Il commercialista deve dare al proprio cliente una completa informazione, prospettandogli sia le soluzioni praticabili sia quelle non praticabili o non convenienti, di modo da porlo nelle condizioni di scegliere secondo il suo migliore interesse.
Così, mentre spetta al giudice di merito valutare l’adempimento di questo obbligo, la relativa decisione può essere censurata, in sede di legittimità, se questi abbia posto, a base della medesima, prove non emergenti o se abbia omesso di considerare non il valore probatorio del fatto ma la prova in sé.
Situazione, questa, rilevata dalla Corte di cassazione nel caso sottoposto al suo esame, in cui il ricorrente aveva agito contro il proprio commercialista per ottenere il risarcimento dei danni che assumeva derivati da una errata consulenza sulla maniera fiscalmente più conveniente per uscire dalla società di cui era anche socio lavoratore.
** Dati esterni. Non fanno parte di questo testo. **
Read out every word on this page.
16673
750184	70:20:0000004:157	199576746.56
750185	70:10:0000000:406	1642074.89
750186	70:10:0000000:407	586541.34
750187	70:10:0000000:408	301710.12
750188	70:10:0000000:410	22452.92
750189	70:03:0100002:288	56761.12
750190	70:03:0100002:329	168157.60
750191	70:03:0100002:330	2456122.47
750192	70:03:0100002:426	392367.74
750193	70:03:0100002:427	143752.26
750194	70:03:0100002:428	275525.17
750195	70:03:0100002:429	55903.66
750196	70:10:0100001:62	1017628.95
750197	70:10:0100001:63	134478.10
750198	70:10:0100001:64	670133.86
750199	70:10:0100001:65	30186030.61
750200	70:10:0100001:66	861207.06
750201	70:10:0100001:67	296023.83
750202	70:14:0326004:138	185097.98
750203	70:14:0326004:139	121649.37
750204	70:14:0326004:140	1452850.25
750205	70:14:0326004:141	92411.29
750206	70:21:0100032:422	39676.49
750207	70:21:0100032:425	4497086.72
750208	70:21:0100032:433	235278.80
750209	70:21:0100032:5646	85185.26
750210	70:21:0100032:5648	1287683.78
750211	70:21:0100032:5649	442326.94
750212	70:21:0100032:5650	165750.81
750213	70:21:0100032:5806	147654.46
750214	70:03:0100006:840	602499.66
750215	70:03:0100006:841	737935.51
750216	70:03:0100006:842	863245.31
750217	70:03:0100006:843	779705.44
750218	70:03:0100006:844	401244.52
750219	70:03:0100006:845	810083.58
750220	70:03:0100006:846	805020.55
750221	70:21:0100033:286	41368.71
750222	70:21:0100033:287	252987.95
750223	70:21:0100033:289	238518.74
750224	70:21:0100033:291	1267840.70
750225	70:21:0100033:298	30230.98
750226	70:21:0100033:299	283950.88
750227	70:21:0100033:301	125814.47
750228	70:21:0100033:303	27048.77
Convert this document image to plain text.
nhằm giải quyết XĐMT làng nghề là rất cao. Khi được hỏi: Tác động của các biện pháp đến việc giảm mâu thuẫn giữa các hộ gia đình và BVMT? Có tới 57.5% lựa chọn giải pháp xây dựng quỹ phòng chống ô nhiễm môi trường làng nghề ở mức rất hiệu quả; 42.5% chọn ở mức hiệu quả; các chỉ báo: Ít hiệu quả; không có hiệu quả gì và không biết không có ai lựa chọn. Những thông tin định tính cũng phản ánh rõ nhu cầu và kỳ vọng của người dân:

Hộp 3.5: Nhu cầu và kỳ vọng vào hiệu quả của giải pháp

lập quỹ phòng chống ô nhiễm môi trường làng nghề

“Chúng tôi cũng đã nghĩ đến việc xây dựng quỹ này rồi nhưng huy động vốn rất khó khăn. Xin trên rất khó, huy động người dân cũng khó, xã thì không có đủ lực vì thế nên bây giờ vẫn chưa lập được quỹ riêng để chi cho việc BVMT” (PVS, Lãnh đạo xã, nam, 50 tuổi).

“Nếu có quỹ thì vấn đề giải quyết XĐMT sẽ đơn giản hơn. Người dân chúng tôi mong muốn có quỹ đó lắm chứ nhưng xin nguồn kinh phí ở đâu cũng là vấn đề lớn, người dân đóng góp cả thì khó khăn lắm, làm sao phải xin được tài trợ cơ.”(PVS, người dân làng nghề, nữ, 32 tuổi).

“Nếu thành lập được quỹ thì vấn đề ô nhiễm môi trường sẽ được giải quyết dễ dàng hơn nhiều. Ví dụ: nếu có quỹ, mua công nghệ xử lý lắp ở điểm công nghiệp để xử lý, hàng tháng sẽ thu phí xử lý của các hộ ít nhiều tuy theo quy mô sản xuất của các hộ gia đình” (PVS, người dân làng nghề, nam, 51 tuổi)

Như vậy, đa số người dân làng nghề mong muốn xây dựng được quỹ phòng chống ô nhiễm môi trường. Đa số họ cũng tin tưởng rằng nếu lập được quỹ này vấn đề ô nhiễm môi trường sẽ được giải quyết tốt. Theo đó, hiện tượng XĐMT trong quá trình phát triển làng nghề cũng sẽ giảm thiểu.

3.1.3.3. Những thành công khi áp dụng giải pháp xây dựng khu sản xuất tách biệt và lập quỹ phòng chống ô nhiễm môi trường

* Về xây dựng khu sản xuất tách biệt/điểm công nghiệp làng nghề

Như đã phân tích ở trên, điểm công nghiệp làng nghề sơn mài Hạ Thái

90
Nella specie, il consiglio del commercialista era stato quello di recedere dalla società facendosi liquidare la quota, assicurandolo anche sull’importo delle tasse che avrebbe dovuto pagare.
Dopo aver receduto dalla società, tuttavia, il cliente aveva appreso dal consulente che l’imposizione fiscale era, in realtà, molto più alta di quella prospettatagli e, addirittura, dopo pochi mesi aveva anche ricevuto un accertamento da parte del Fisco.
Così, rispetto alla somma di 83mila euro inizialmente indicatagli dal professionista, il costo fiscale dell’operazione era stato di 199mila euro.
Per questi motivi, lo stesso aveva convenuto in giudizio il consulente, imputandogli un parere sbagliato sulla convenienza fiscale del recesso e, quindi, di avergli provocato un danno pari alla somma che aveva dovuto versare al Fisco.
La sua domanda, accolta in primo grado, era stata però respinta in sede di gravame, dove non erano stati rinvenuti gli estremi per affermare la responsabilità professionale del commercialista.
Da qui il ricorso per cassazione.
E la Terza Sezione civile, con ordinanza n. 14387 del 27 maggio 2019, ha giudicato fondata l’impugnazione del ricorrente.
In particolare, gli Ermellini hanno sottolineato come fosse agli atti che il commercialista, con il consulente dell’altro socio, aveva deciso di proporre al cliente la sola ipotesi del recesso, senza ossia informarlo delle eventuali difficoltà connesse alla strada della cessione.
Un’informazione, questa, che non poteva dirsi superflua, ma che, anzi, gli avrebbe consentito di decidere autonomamente dopo aver conosciuto le alternative e i loro costi.
L’omessa informazione – ha concluso la Corte – aveva certamente avuto rilievo, per come del resto anche attestato nella CTU espletata in primo grado.
Nella specie, il mancato esame delle risultanze della CTU, da parte dei giudici di appello, è stato considerato alla stregua di un vizio della sentenza, rilevabile in sede di legittimità come omesso esame di un fatto decisivo per il giudizio, oggetto di discussione tra le parti.